A Novel CVAE-Based Sequential Monte Carlo Framework for Dynamic Soft Sensor Applications

In industrial processes, quality variables are typically sampled at a considerably lower frequency than system inputs due to technical or cost constraints. Dynamic soft sensors utilize temporal prediction to bridge these sampling gaps, thus enabling real-time closed-loop control. However, existing approaches primarily focus on one-step prediction accuracy, potentially leading to significant deviations in long-term predictions. In addition, these methods are incapable of evaluating the reliability of prediction results, subsequently increasing the potential risk of closed-loop systems.
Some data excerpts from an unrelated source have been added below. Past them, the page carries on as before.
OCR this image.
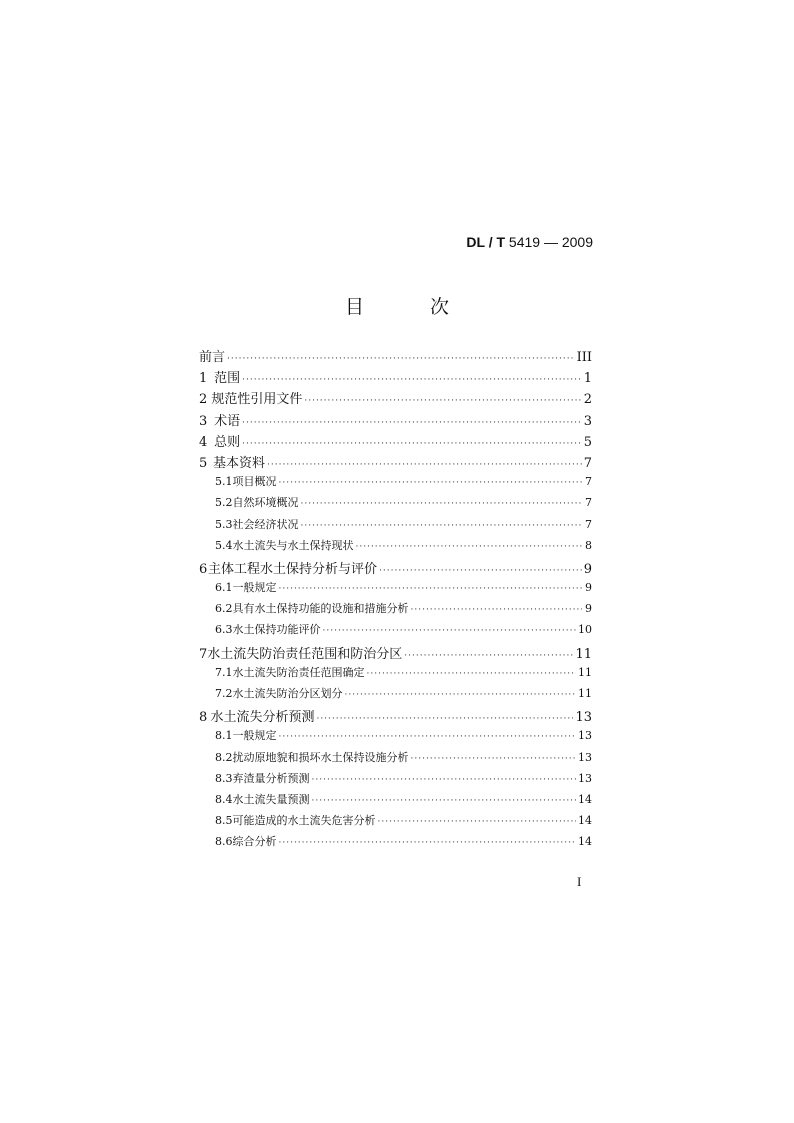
DL / T 5419 — 2009
目 次
前言 ·····	III
1 范围 ·····	1
2 规范性引用文件 ·····	2
3 术语 ·····	3
4 总则 ·····	5
5 基本资料 ·····	7
5.1 项目概况 ·····	7
5.2 自然环境概况 ·····	7
5.3 社会经济状况 ·····	7
5.4 水土流失与水土保持现状 ·····	8
6 主体工程水土保持分析与评价 ·····	9
6.1 一般规定 ·····	9
6.2 具有水土保持功能的设施和措施分析 ·····	9
6.3 水土保持功能评价 ·····	10
7 水土流失防治责任范围和防治分区 ·····	11
7.1 水土流失防治责任范围确定 ·····	11
7.2 水土流失防治分区划分 ·····	11
8 水土流失分析预测 ·····	13
8.1 一般规定 ·····	13
8.2 扰动原地貌和损坏水土保持设施分析 ·····	13
8.3 弃渣量分析预测 ·····	13
8.4 水土流失量预测 ·····	14
8.5 可能造成的水土流失危害分析 ·····	14
8.6 综合分析 ·····	14
I
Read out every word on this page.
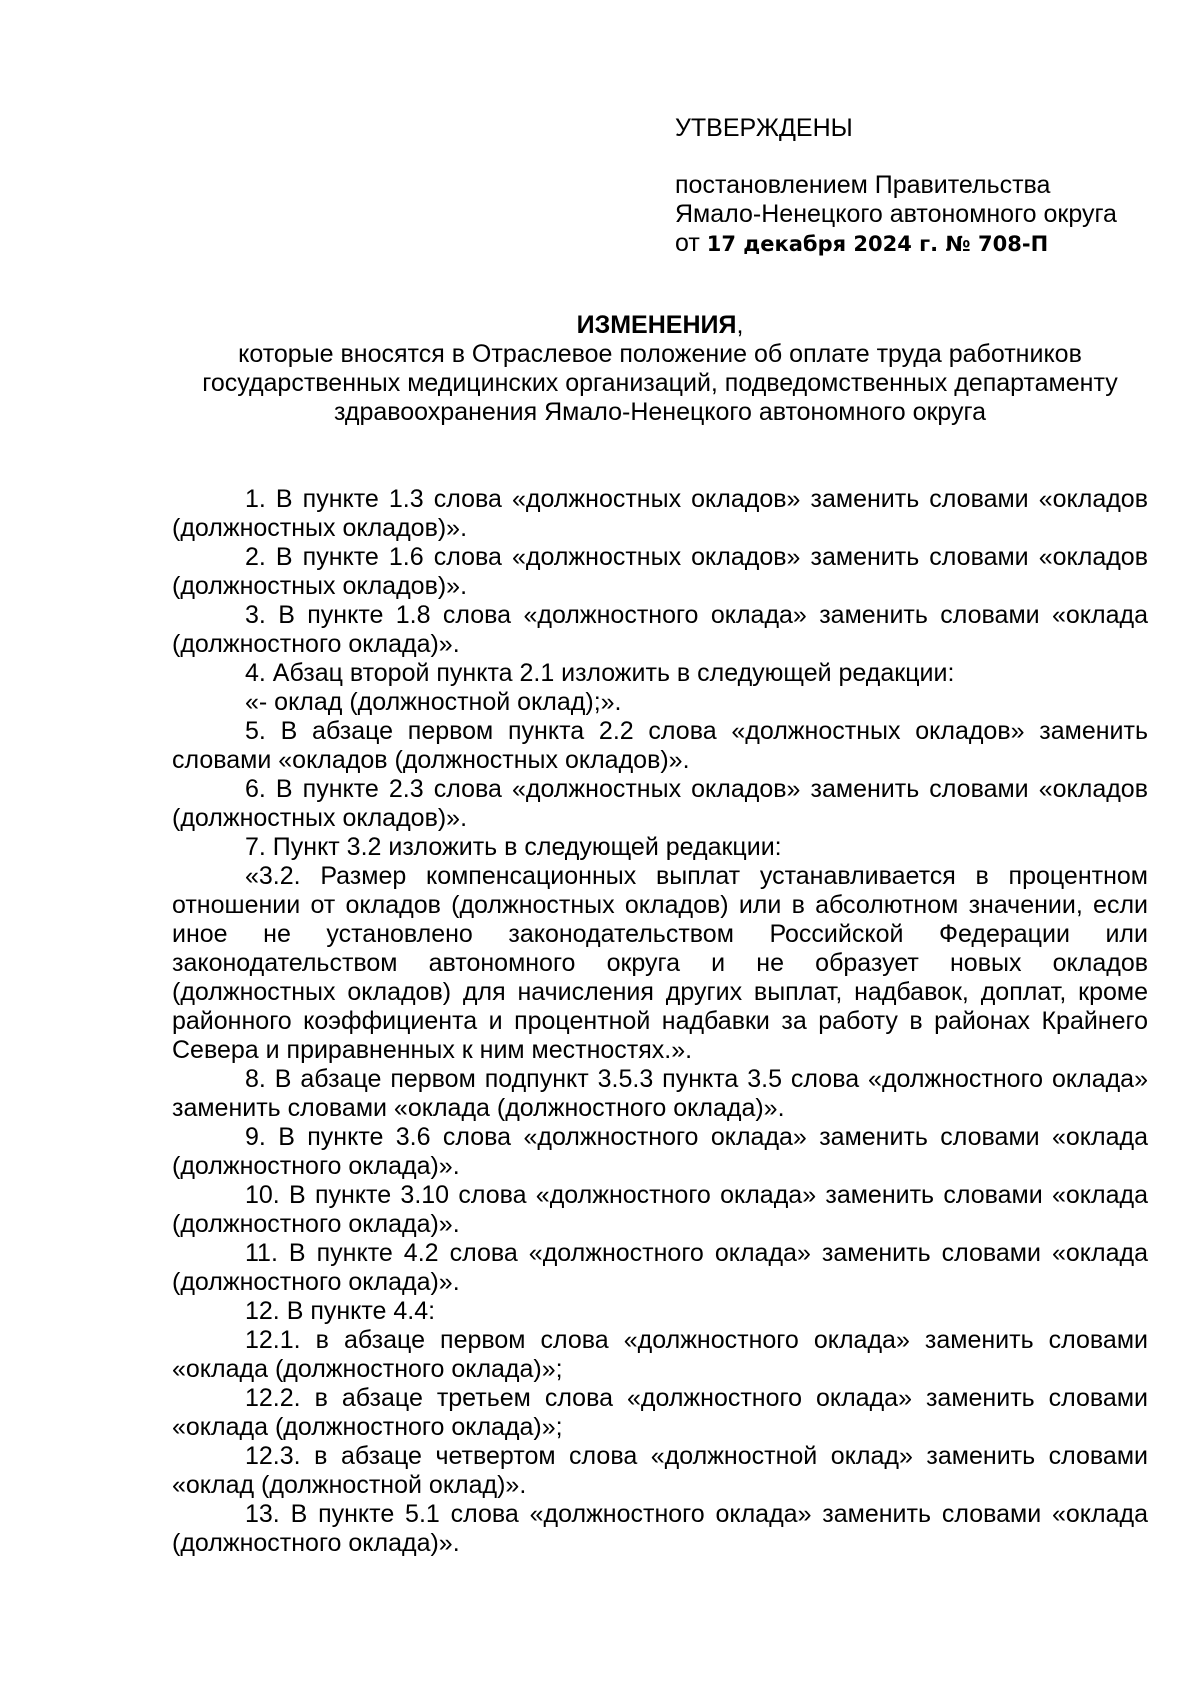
УТВЕРЖДЕНЫ
постановлением Правительства
Ямало-Ненецкого автономного округа
от 17 декабря 2024 г. № 708-П
ИЗМЕНЕНИЯ,
которые вносятся в Отраслевое положение об оплате труда работников государственных медицинских организаций, подведомственных департаменту здравоохранения Ямало-Ненецкого автономного округа

1. В пункте 1.3 слова «должностных окладов» заменить словами «окладов (должностных окладов)».

2. В пункте 1.6 слова «должностных окладов» заменить словами «окладов (должностных окладов)».

3. В пункте 1.8 слова «должностного оклада» заменить словами «оклада (должностного оклада)».

4. Абзац второй пункта 2.1 изложить в следующей редакции:

«- оклад (должностной оклад);».

5. В абзаце первом пункта 2.2 слова «должностных окладов» заменить словами «окладов (должностных окладов)».

6. В пункте 2.3 слова «должностных окладов» заменить словами «окладов (должностных окладов)».

7. Пункт 3.2 изложить в следующей редакции:

«3.2. Размер компенсационных выплат устанавливается в процентном отношении от окладов (должностных окладов) или в абсолютном значении, если иное не установлено законодательством Российской Федерации или законодательством автономного округа и не образует новых окладов (должностных окладов) для начисления других выплат, надбавок, доплат, кроме районного коэффициента и процентной надбавки за работу в районах Крайнего Севера и приравненных к ним местностях.».

8. В абзаце первом подпункт 3.5.3 пункта 3.5 слова «должностного оклада» заменить словами «оклада (должностного оклада)».

9. В пункте 3.6 слова «должностного оклада» заменить словами «оклада (должностного оклада)».

10. В пункте 3.10 слова «должностного оклада» заменить словами «оклада (должностного оклада)».

11. В пункте 4.2 слова «должностного оклада» заменить словами «оклада (должностного оклада)».

12. В пункте 4.4:

12.1. в абзаце первом слова «должностного оклада» заменить словами «оклада (должностного оклада)»;

12.2. в абзаце третьем слова «должностного оклада» заменить словами «оклада (должностного оклада)»;

12.3. в абзаце четвертом слова «должностной оклад» заменить словами «оклад (должностной оклад)».

13. В пункте 5.1 слова «должностного оклада» заменить словами «оклада (должностного оклада)».
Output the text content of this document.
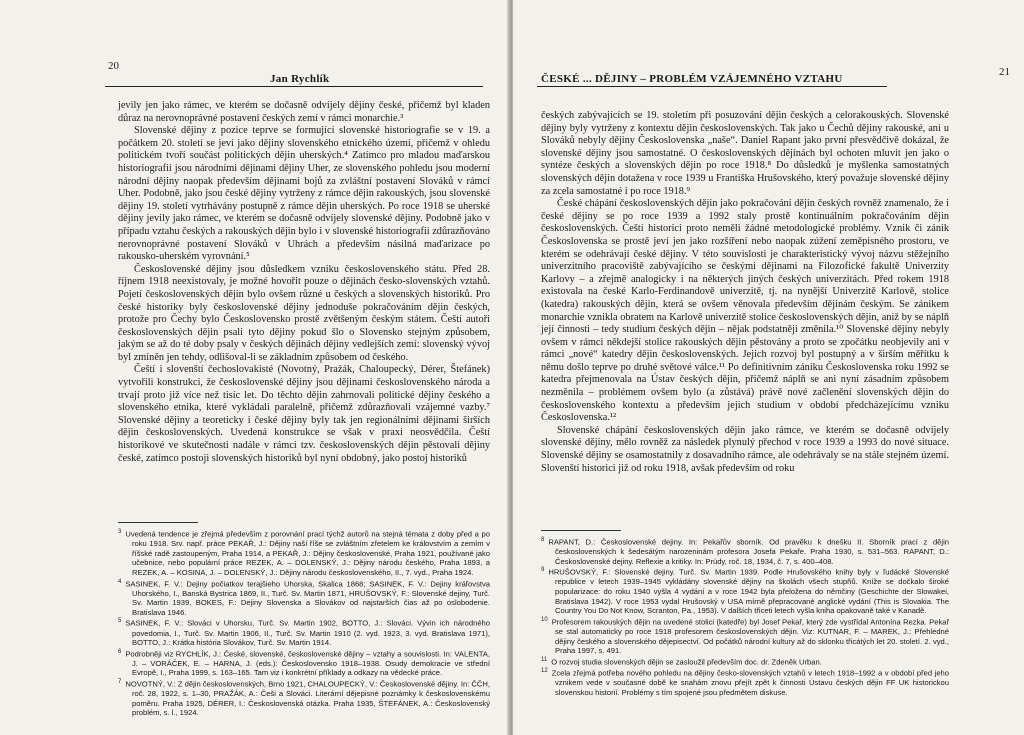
20
Jan Rychlík

jevily jen jako rámec, ve kterém se dočasně odvíjely dějiny české, přičemž byl kladen důraz na nerovnoprávné postavení českých zemí v rámci monarchie.³

Slovenské dějiny z pozice teprve se formující slovenské historiografie se v 19. a počátkem 20. století se jeví jako dějiny slovenského etnického území, přičemž v ohledu politickém tvoří součást politických dějin uherských.⁴ Zatímco pro mladou maďarskou historiografii jsou národními dějinami dějiny Uher, ze slovenského pohledu jsou moderní národní dějiny naopak především dějinami bojů za zvláštní postavení Slováků v rámci Uher. Podobně, jako jsou české dějiny vytrženy z rámce dějin rakouských, jsou slovenské dějiny 19. století vytrhávány postupně z rámce dějin uherských. Po roce 1918 se uherské dějiny jevily jako rámec, ve kterém se dočasně odvíjely slovenské dějiny. Podobně jako v případu vztahu českých a rakouských dějin bylo i v slovenské historiografii zdůrazňováno nerovnoprávné postavení Slováků v Uhrách a především násilná maďarizace po rakousko-uherském vyrovnání.⁵

Československé dějiny jsou důsledkem vzniku československého státu. Před 28. říjnem 1918 neexistovaly, je možné hovořit pouze o dějinách česko-slovenských vztahů. Pojetí československých dějin bylo ovšem různé u českých a slovenských historiků. Pro české historiky byly československé dějiny jednoduše pokračováním dějin českých, protože pro Čechy bylo Československo prostě zvětšeným českým státem. Čeští autoři československých dějin psali tyto dějiny pokud šlo o Slovensko stejným způsobem, jakým se až do té doby psaly v českých dějinách dějiny vedlejších zemí: slovenský vývoj byl zmíněn jen tehdy, odlišoval-li se základním způsobem od českého.

Čeští i slovenští čechoslovakisté (Novotný, Pražák, Chaloupecký, Dérer, Štefánek) vytvořili konstrukci, že československé dějiny jsou dějinami československého národa a trvají proto již více než tisíc let. Do těchto dějin zahrnovali politické dějiny českého a slovenského etnika, které vykládali paralelně, přičemž zdůrazňovali vzájemné vazby.⁷ Slovenské dějiny a teoreticky i české dějiny byly tak jen regionálními dějinami širších dějin československých. Uvedená konstrukce se však v praxi neosvědčila. Čeští historikové ve skutečnosti nadále v rámci tzv. československých dějin pěstovali dějiny české, zatímco postoji slovenských historiků byl nyní obdobný, jako postoj historiků

$^3$ Uvedená tendence je zřejmá především z porovnání prací týchž autorů na stejná témata z doby před a po roku 1918. Srv. např. práce PEKAŘ, J.: Dějiny naší říše se zvláštním zřetelem ke královstvím a zemím v říšské radě zastoupeným, Praha 1914, a PEKAŘ, J.: Dějiny československé, Praha 1921, používané jako učebnice, nebo populární práce REZEK, A. – DOLENSKÝ, J.: Dějiny národu českého, Praha 1893, a REZEK, A. – KOSINA, J. – DOLENSKÝ, J.: Dějiny národu československého, II., 7. vyd., Praha 1924.

$^4$ SASINEK, F. V.: Dejiny počiatkov terajšieho Uhorska, Skalica 1868; SASINEK, F. V.: Dejiny kráľovstva Uhorského, I., Banská Bystrica 1869, II., Turč. Sv. Martin 1871, HRUŠOVSKÝ, F.: Slovenské dejiny, Turč. Sv. Martin 1939, BOKES, F.: Dejiny Slovenska a Slovákov od najstarších čias až po oslobodenie. Bratislava 1946.

$^5$ SASINEK, F. V.: Slováci v Uhorsku, Turč. Sv. Martin 1902, BOTTO, J.: Slováci. Vývin ich národného povedomia, I., Turč. Sv. Martin 1906, II., Turč. Sv. Martin 1910 (2. vyd. 1923, 3. vyd. Bratislava 1971), BOTTO, J.: Krátka história Slovákov, Turč. Sv. Martin 1914.

$^6$ Podrobněji viz RYCHLÍK, J.: České, slovenské, československé dějiny – vztahy a souvislosti. In: VALENTA, J. – VORÁČEK, E. – HARNA, J. (eds.): Československo 1918–1938. Osudy demokracie ve střední Evropě, I., Praha 1999, s. 163–165. Tam viz i konkrétní příklady a odkazy na vědecké práce.

$^7$ NOVOTNÝ, V.: Z dějin československých, Brno 1921, CHALOUPECKÝ, V.: Československé dějiny. In: ČČH, roč. 28, 1922, s. 1–30, PRAŽÁK, A.: Češi a Slováci. Literární dějepisné poznámky k československému poměru. Praha 1925, DÉRER, I.: Československá otázka. Praha 1935, ŠTEFÁNEK, A.: Československý problém, s. l., 1924.

ČESKÉ ... DĚJINY – PROBLÉM VZÁJEMNÉHO VZTAHU
21

českých zabývajících se 19. stoletím při posuzování dějin českých a celorakouských. Slovenské dějiny byly vytrženy z kontextu dějin československých. Tak jako u Čechů dějiny rakouské, ani u Slováků nebyly dějiny Československa „naše“. Daniel Rapant jako první přesvědčivě dokázal, že slovenské dějiny jsou samostatné. O československých dějinách byl ochoten mluvit jen jako o syntéze českých a slovenských dějin po roce 1918.⁸ Do důsledků je myšlenka samostatných slovenských dějin dotažena v roce 1939 u Františka Hrušovského, který považuje slovenské dějiny za zcela samostatné i po roce 1918.⁹

České chápání československých dějin jako pokračování dějin českých rovněž znamenalo, že i české dějiny se po roce 1939 a 1992 staly prostě kontinuálním pokračováním dějin československých. Čeští historici proto neměli žádné metodologické problémy. Vznik či zánik Československa se prostě jeví jen jako rozšíření nebo naopak zúžení zeměpisného prostoru, ve kterém se odehrávají české dějiny. V této souvislosti je charakteristický vývoj názvu stěžejního univerzitního pracoviště zabývajícího se českými dějinami na Filozofické fakultě Univerzity Karlovy – a zřejmě analogicky i na některých jiných českých univerzitách. Před rokem 1918 existovala na české Karlo-Ferdinandově univerzitě, tj. na nynější Univerzitě Karlově, stolice (katedra) rakouských dějin, která se ovšem věnovala především dějinám českým. Se zánikem monarchie vznikla obratem na Karlově univerzitě stolice československých dějin, aniž by se náplň její činnosti – tedy studium českých dějin – nějak podstatněji změnila.¹⁰ Slovenské dějiny nebyly ovšem v rámci někdejší stolice rakouských dějin pěstovány a proto se zpočátku neobjevily ani v rámci „nové“ katedry dějin československých. Jejich rozvoj byl postupný a v širším měřítku k němu došlo teprve po druhé světové válce.¹¹ Po definitivním zániku Československa roku 1992 se katedra přejmenovala na Ústav českých dějin, přičemž náplň se ani nyní zásadním způsobem nezměnila – problémem ovšem bylo (a zůstává) právě nové začlenění slovenských dějin do československého kontextu a především jejich studium v období předcházejícímu vzniku Československa.¹²

Slovenské chápání československých dějin jako rámce, ve kterém se dočasně odvíjely slovenské dějiny, mělo rovněž za následek plynulý přechod v roce 1939 a 1993 do nové situace. Slovenské dějiny se osamostatnily z dosavadního rámce, ale odehrávaly se na stále stejném území. Slovenští historici již od roku 1918, avšak především od roku

$^8$ RAPANT, D.: Československé dejiny. In: Pekařův sborník. Od pravěku k dnešku II. Sborník prací z dějin československých k šedesátým narozeninám profesora Josefa Pekaře. Praha 1930, s. 531–563. RAPANT, D.: Československé dejiny. Reflexie a kritiky. In: Prúdy, roč. 18, 1934, č. 7, s. 400–408.

$^9$ HRUŠOVSKÝ, F.: Slovenské dejiny. Turč. Sv. Martin 1939. Podle Hrušovského knihy byly v ľudácké Slovenské republice v letech 1939–1945 vykládány slovenské dějiny na školách všech stupňů. Kníže se dočkalo široké popularizace: do roku 1940 vyšla 4 vydání a v roce 1942 byla přeložena do němčiny (Geschichte der Slowakei, Bratislava 1942). V roce 1953 vydal Hrušovský v USA mírně přepracované anglické vydání (This is Slovakia. The Country You Do Not Know, Scranton, Pa., 1953). V dalších třiceti letech vyšla kniha opakovaně také v Kanadě.

$^{10}$ Profesorem rakouských dějin na uvedené stolici (katedře) byl Josef Pekař, který zde vystřídal Antonína Rezka. Pekař se stal automaticky po roce 1918 profesorem československých dějin. Viz: KUTNAR, F. – MAREK, J.: Přehledné dějiny českého a slovenského dějepisectví. Od počátků národní kultury až do sklonku třicátých let 20. století. 2. vyd., Praha 1997, s. 491.

$^{11}$ O rozvoj studia slovenských dějin se zasloužil především doc. dr. Zdeněk Urban.

$^{12}$ Zcela zřejmá potřeba nového pohledu na dějiny česko-slovenských vztahů v letech 1918–1992 a v období před jeho vznikem vede v současné době ke snahám znovu přejít zpět k činnosti Ústavu českých dějin FF UK historickou slovenskou historií. Problémy s tím spojené jsou předmětem diskuse.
To tackle these challenges, this study presents a novel regression modeling approach based on the conditional variational autoencoder (CVAE) framework. In contrast to traditional regression approaches, this method focuses on modeling the transition probability distribution of the system, allowing the model to produce a range of credible quality variable predictions via Monte Carlo (MC) sampling. Based on the CVAEs, the sequential MC method is further employed to simulate diverse potential system state trajectories, thereby achieving multistep soft measurement prediction. Compared with traditional soft measurement techniques, the proposed method demonstrates lower prediction biases and the capacity to assess the credibility of prediction results from a probabilistic standpoint. When online quality variables are assessed by the laboratory, this method can update predictions utilizing the resampling scheme. Two case studies are offered to validate the effectiveness of the proposed scheme.